Une commission relevant du ministère de l’Agriculture, des Ressources hydrauliques et de la Pêche présidée par le ministre, Samir Taïeb et réunissant des experts en la matière à l’instar de Ameur Horchani, Hamadi Hbaïeb, Ahmed Mammou, Mohamed Raouf Mahjoub, Lotfi Frigui, Ali Kochk et Abdelhamid Mnajja.
La commission a été formée suite aux coupures récurrentes de l’eau potable dans plusieurs régions du pays à savoir Tunis, Sfax, Béja, Kef, Zaghouan et qui ont coïncidé avec une consommation exceptionnelle de l’eau pendant les jours de l’Aïd el Idha les 11, 12 et 13 août 2019.
Le président de la commission, Ameur Horchani a précisé que la hausse de la demande en eau potable les jours de l’Aïd par les ménages aussi bien que les établissements touristiques ainsi que celle des températures sont essentiellement à l’origine des perturbations d’approvisionnement.
Ces 112 anomalies ont touché, selon M. Horchani, 105 mille foyers et établissements pendant les 3 jours de l’Aïd.
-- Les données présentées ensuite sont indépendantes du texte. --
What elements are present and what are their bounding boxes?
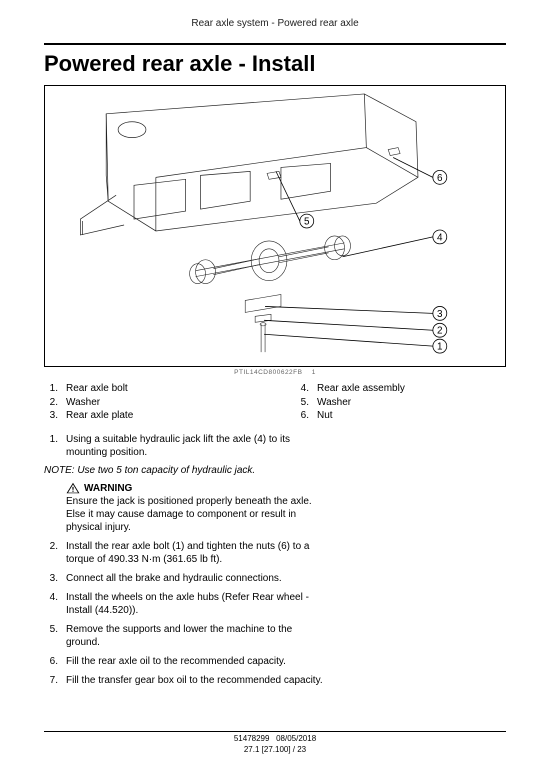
legend-num: 2. (44, 396, 58, 410)
page-title: Powered rear axle - Install (44, 51, 506, 77)
figure-code: PTIL14CD800622FB (234, 369, 302, 376)
legend-num: 1. (44, 382, 58, 396)
fastener-stack (245, 295, 281, 353)
axle-assembly (190, 236, 351, 284)
callouts: 1 2 3 4 5 6 (264, 157, 447, 353)
figure-svg: 1 2 3 4 5 6 (45, 86, 505, 366)
svg-text:6: 6 (437, 173, 443, 184)
warning-text: Ensure the jack is positioned properly b… (66, 495, 326, 534)
legend-label: Rear axle plate (66, 409, 133, 423)
step-num: 3. (44, 572, 58, 585)
footer-docnum: 51478299 (234, 734, 270, 743)
step-text: Install the wheels on the axle hubs (Ref… (66, 591, 326, 617)
parts-legend: 1. Rear axle bolt 2. Washer 3. Rear axle plat… (44, 382, 506, 423)
legend-label: Washer (66, 396, 100, 410)
footer-line2: 27.1 [27.100] / 23 (44, 745, 506, 755)
warning-block: WARNING Ensure the jack is positioned pr… (66, 482, 326, 534)
warning-icon (66, 482, 80, 494)
note-text: NOTE: Use two 5 ton capacity of hydrauli… (44, 465, 255, 476)
legend-item: 6. Nut (295, 409, 506, 423)
step-5: 5. Remove the supports and lower the mac… (44, 623, 506, 649)
svg-text:2: 2 (437, 326, 443, 337)
procedure-steps: 1. Using a suitable hydraulic jack lift … (44, 433, 506, 693)
step-text: Fill the rear axle oil to the recommende… (66, 655, 286, 668)
figure-caption: PTIL14CD800622FB 1 (44, 369, 506, 376)
legend-item: 1. Rear axle bolt (44, 382, 255, 396)
legend-num: 4. (295, 382, 309, 396)
figure-frame: 1 2 3 4 5 6 (44, 85, 506, 367)
page-footer: 51478299 08/05/2018 27.1 [27.100] / 23 (44, 731, 506, 755)
svg-text:5: 5 (304, 217, 310, 228)
step-text: Using a suitable hydraulic jack lift the… (66, 433, 326, 459)
top-rule (44, 43, 506, 45)
legend-label: Rear axle assembly (317, 382, 405, 396)
legend-num: 6. (295, 409, 309, 423)
step-4: 4. Install the wheels on the axle hubs (… (44, 591, 506, 617)
step-2: 2. Install the rear axle bolt (1) and ti… (44, 540, 506, 566)
page: Rear axle system - Powered rear axle Pow… (0, 0, 546, 773)
footer-line1: 51478299 08/05/2018 (44, 734, 506, 744)
page-header: Rear axle system - Powered rear axle (44, 18, 506, 29)
legend-item: 5. Washer (295, 396, 506, 410)
step-num: 1. (44, 433, 58, 459)
legend-item: 4. Rear axle assembly (295, 382, 506, 396)
legend-num: 3. (44, 409, 58, 423)
step-num: 6. (44, 655, 58, 668)
breadcrumb: Rear axle system - Powered rear axle (191, 18, 358, 29)
svg-text:4: 4 (437, 232, 443, 243)
footer-date: 08/05/2018 (276, 734, 316, 743)
step-6: 6. Fill the rear axle oil to the recomme… (44, 655, 506, 668)
warning-head: WARNING (66, 482, 326, 495)
step-1: 1. Using a suitable hydraulic jack lift … (44, 433, 506, 459)
step-text: Install the rear axle bolt (1) and tight… (66, 540, 326, 566)
legend-num: 5. (295, 396, 309, 410)
step-text: Connect all the brake and hydraulic conn… (66, 572, 282, 585)
svg-text:3: 3 (437, 309, 443, 320)
chassis-outline (80, 94, 418, 235)
step-7: 7. Fill the transfer gear box oil to the… (44, 674, 506, 687)
note: NOTE: Use two 5 ton capacity of hydrauli… (44, 465, 506, 476)
legend-label: Nut (317, 409, 333, 423)
legend-col-right: 4. Rear axle assembly 5. Washer 6. Nut (295, 382, 506, 423)
legend-item: 2. Washer (44, 396, 255, 410)
step-text: Remove the supports and lower the machin… (66, 623, 326, 649)
figure-index: 1 (312, 369, 316, 376)
legend-item: 3. Rear axle plate (44, 409, 255, 423)
svg-text:1: 1 (437, 342, 443, 353)
step-num: 5. (44, 623, 58, 649)
legend-label: Washer (317, 396, 351, 410)
step-3: 3. Connect all the brake and hydraulic c… (44, 572, 506, 585)
legend-label: Rear axle bolt (66, 382, 128, 396)
warning-label: WARNING (84, 482, 132, 495)
legend-col-left: 1. Rear axle bolt 2. Washer 3. Rear axle plat… (44, 382, 255, 423)
step-text: Fill the transfer gear box oil to the re… (66, 674, 323, 687)
step-num: 7. (44, 674, 58, 687)
step-num: 2. (44, 540, 58, 566)
step-num: 4. (44, 591, 58, 617)
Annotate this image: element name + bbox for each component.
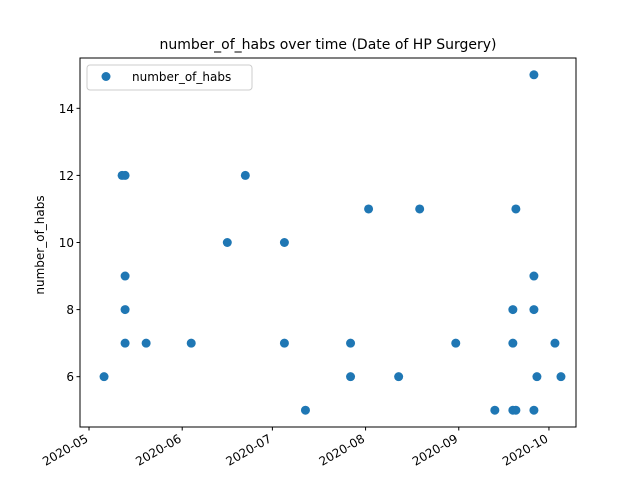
data-point [99, 372, 109, 382]
data-point [120, 271, 130, 281]
data-point [550, 338, 560, 348]
data-point [346, 372, 356, 382]
data-point [451, 338, 461, 348]
legend-marker [101, 72, 111, 81]
data-point [279, 338, 289, 348]
data-point [364, 204, 374, 214]
legend-box [86, 64, 253, 91]
data-point [240, 170, 250, 180]
data-point [120, 338, 130, 348]
data-point [508, 338, 518, 348]
data-point [511, 204, 521, 214]
y-axis-label: number_of_habs [33, 195, 47, 294]
data-point [120, 170, 130, 180]
data-point [120, 305, 130, 315]
data-point [511, 405, 521, 415]
data-point [529, 305, 539, 315]
data-point [222, 238, 232, 247]
y-tick-label: 10 [59, 236, 74, 250]
data-point [415, 204, 425, 214]
plot-frame [79, 57, 577, 428]
data-point [394, 372, 404, 382]
data-points [99, 70, 566, 415]
data-point [279, 238, 289, 247]
y-tick-label: 6 [66, 370, 74, 384]
legend-label: number_of_habs [132, 70, 231, 84]
y-tick-label: 14 [59, 102, 74, 116]
data-point [346, 338, 356, 348]
data-point [300, 405, 310, 415]
data-point [529, 271, 539, 281]
legend: number_of_habs [86, 64, 253, 91]
chart-title: number_of_habs over time (Date of HP Sur… [160, 37, 497, 53]
y-axis-ticks: 6 8 10 12 14 [59, 102, 80, 384]
data-point [490, 405, 500, 415]
data-point [529, 405, 539, 415]
plot-area [80, 58, 576, 427]
data-point [556, 372, 566, 382]
y-tick-label: 8 [66, 303, 74, 317]
data-point [532, 372, 542, 382]
data-point [186, 338, 196, 348]
data-point [141, 338, 151, 348]
data-point [529, 70, 539, 80]
y-tick-label: 12 [59, 169, 74, 183]
data-point [508, 305, 518, 315]
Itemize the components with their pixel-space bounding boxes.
Et d’ajouter que durant cette période, les agents de la Société nationale d’exploitation et de distribution des eaux (Sonede) ont réparé plus de 50 pannes au niveau des réseaux nationaux soulignant que la Société avait, avant l’Aïd, rempli les réservoirs en eau.
Rappelons que suite à ces perturbations, des citoyens ont protesté à Ennahli coupant de nombreuses routes et engendrant ainsi des embouteillages et de longues files d’attente.
Les partis politiques ainsi que les organisations nationales ont également contesté ces coupures. Afek Tounes a tenu le gouvernement pour responsable de ces perturbations l’accusant d’être « préoccupé par la campagne électorale au lieu de concentrer ses efforts sur le service public ».
Il a, ainsi appelé les autorités de tutelle à intervenir d’urgence pour rétablir l’eau potable revendiquant des explications à propos des circonstances ayant conduit à ces coupures.
La même position a été partagée par le président de Beni Watani, Saïd Aïdi et le président de Machrouû Tounes, Mohsen Marzouk.
Les 2 candidats à la présidentielle ont, en effet, dénoncé l’échec du gouvernement et de sa gouvernance.
L’Union générale tunisienne du travail (UGTT) a, de son côté, condamné ces agissements exhortant les autorités à ouvrir une enquête à ce propos.